President Obama’s plan to rate colleges on affordability and success rates collapsed. But the Education Department’s new College Scorecard provides useful information for families wondering what a particular college costs by family income and what percentage of students earn a degree and begin paying off their student debts within three years.
Most intriguing, the Scorecard uses IRS data to show enrollees’ median annual earnings 10 years after enrollment and the percentage who earn more than the average high school graduate, about $25,000 a year, six years after entering college. The information includes dropouts and graduates.
“At a quarter of American colleges, the majority of students who got federal financial aid end up earning less than $25,000 per year a full decade after they first enrolled,” reports Libby Nelson on Vox.

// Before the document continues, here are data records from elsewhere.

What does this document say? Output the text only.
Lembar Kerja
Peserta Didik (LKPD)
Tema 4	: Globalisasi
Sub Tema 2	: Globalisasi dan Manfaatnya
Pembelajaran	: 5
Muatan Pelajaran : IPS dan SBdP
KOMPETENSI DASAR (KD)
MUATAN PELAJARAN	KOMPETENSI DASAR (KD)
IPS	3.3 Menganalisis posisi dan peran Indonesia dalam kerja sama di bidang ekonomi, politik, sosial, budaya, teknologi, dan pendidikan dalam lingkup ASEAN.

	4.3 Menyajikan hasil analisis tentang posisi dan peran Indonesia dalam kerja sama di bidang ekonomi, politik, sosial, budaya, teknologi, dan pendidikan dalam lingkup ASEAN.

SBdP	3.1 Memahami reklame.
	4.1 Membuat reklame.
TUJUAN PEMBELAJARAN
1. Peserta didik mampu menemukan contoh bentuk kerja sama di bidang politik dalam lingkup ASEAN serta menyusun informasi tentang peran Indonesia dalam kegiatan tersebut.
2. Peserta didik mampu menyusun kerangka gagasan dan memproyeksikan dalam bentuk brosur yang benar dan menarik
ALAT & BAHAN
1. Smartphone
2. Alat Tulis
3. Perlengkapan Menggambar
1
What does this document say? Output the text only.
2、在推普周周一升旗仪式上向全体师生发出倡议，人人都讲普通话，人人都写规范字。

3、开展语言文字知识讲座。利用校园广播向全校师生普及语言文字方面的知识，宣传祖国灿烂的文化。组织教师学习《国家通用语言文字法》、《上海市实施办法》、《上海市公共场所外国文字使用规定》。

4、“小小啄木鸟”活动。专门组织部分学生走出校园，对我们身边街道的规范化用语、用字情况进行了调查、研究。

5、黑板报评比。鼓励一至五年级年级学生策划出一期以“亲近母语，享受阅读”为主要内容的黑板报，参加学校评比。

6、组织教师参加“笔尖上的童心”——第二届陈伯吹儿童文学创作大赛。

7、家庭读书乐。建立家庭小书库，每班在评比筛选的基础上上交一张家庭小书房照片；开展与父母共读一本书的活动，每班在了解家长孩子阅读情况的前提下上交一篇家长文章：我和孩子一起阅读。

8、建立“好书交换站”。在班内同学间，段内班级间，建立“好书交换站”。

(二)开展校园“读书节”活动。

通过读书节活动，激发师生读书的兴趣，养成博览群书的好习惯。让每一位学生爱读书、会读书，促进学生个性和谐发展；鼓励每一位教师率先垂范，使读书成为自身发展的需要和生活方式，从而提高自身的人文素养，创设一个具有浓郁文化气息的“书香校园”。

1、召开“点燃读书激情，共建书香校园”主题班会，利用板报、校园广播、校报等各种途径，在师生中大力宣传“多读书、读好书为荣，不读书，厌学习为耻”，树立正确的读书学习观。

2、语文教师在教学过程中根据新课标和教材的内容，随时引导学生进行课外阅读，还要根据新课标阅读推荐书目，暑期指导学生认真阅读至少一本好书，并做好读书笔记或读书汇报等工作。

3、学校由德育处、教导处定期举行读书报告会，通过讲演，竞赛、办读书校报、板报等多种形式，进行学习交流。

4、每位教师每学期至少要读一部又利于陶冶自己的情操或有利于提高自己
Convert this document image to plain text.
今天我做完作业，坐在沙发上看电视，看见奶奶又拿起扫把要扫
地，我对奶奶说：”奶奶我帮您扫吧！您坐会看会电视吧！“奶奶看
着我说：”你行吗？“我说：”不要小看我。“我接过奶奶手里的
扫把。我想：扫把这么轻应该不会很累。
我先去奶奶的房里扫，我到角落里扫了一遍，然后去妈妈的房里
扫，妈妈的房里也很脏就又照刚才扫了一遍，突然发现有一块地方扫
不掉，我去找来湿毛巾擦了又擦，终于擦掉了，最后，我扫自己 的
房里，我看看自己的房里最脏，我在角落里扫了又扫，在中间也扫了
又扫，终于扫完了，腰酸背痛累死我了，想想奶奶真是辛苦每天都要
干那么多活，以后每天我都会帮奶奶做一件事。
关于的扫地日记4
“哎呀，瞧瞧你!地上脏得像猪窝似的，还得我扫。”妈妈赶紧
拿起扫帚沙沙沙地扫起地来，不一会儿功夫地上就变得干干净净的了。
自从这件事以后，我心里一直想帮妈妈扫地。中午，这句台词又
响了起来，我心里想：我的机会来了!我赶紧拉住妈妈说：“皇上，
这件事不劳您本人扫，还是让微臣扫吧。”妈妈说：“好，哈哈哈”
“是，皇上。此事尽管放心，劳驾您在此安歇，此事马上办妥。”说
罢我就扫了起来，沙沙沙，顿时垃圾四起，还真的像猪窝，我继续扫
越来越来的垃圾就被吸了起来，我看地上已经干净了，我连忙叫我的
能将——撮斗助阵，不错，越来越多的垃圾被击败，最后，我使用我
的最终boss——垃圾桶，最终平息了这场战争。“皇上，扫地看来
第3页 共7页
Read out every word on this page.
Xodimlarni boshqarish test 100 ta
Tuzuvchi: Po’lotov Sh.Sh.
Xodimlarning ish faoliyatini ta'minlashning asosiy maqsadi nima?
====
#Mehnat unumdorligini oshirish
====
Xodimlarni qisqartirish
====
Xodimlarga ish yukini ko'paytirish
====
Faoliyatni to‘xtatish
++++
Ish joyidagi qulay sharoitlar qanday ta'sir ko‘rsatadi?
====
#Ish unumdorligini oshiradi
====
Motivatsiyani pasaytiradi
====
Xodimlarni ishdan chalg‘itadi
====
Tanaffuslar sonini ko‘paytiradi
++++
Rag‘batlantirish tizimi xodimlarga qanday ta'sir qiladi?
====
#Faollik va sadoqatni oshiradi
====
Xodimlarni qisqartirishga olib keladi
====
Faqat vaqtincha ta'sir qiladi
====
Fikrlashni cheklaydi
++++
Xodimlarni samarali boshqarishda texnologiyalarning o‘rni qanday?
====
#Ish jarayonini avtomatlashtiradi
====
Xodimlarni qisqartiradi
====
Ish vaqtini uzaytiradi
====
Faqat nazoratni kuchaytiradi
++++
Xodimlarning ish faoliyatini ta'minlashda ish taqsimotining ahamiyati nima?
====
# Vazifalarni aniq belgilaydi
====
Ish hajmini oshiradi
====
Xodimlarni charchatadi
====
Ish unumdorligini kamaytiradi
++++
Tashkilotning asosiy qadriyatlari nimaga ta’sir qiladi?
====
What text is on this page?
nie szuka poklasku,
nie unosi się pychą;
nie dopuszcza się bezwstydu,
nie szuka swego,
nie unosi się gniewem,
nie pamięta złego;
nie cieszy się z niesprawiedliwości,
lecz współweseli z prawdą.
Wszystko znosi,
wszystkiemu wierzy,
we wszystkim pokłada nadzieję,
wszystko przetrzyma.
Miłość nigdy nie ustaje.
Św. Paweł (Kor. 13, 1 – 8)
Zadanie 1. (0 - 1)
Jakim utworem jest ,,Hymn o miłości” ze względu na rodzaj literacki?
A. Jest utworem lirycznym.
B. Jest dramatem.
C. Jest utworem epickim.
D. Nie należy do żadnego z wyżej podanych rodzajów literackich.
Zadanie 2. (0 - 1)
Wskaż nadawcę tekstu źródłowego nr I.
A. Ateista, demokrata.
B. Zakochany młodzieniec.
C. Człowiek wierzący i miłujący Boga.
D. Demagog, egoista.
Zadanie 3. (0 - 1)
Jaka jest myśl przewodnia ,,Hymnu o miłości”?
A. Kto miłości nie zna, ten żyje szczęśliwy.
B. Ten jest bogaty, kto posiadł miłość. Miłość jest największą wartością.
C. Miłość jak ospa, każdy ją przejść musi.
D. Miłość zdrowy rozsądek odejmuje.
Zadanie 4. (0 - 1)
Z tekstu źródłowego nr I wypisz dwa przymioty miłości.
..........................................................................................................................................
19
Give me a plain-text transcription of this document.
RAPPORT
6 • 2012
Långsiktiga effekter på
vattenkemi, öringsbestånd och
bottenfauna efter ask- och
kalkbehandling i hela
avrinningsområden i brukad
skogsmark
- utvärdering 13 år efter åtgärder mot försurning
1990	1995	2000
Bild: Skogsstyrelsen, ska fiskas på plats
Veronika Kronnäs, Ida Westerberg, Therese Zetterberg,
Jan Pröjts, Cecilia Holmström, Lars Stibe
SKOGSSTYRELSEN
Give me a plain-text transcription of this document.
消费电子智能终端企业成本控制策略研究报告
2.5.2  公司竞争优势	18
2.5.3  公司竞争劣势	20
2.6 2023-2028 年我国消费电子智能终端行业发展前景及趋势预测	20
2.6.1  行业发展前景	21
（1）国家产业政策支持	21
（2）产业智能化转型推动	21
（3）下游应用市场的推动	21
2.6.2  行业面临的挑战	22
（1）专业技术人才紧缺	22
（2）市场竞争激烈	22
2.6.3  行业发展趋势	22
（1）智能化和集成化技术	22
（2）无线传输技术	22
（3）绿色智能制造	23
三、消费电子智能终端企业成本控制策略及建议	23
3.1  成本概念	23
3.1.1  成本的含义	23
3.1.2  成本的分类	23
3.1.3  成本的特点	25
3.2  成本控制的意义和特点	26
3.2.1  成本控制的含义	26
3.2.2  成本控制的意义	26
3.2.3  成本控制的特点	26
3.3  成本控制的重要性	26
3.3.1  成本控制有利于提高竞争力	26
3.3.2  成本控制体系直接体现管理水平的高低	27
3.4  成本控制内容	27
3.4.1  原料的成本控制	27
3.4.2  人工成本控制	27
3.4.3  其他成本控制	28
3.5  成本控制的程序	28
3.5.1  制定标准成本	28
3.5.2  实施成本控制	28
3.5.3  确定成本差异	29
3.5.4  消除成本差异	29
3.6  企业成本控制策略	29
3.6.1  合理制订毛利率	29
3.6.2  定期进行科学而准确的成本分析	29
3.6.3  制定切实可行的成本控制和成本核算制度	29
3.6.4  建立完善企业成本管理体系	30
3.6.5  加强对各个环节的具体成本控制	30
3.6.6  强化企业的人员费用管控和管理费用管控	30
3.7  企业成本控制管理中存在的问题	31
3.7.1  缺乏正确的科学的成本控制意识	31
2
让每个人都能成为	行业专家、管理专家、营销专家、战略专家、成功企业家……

The Scorecard can track only students who received federal aid, but that’s 70 percent of the total.
Earnings aren’t reported by program or major, masking the variations between different degrees at the same school.
The Scorecard makes it “easier to figure out which schools are a waste of money,” writes Jordan Weissmann on Slate.
PayScale is using the federal data to calculate the 20-year return on investment at different colleges for students in various family income quintiles.
I’m sure students and parents will find the Scorecard useful. But it has its limits. The highly selective colleges have strong graduation rates and graduates who do well in the workplace, though earnings are lower at liberal arts colleges, higher at technical schools. The less selective schools have much lower graduation rates. Their former students and graduates earn less and have more trouble repaying their debts.
Does an A+ student become a high earner because he chose Georgia Tech over Duke? Does the B- student become a low-earning dropout because she chose the not-very-selective state university over the not-very-selective private college?
I’m not sure C- students will use the Scorecard. If they do, they’ll see that the sort of college they can get into has very low graduation rates and low earnings payoffs. They’ll see two-year vocational degrees, but won’t see vocational certificates.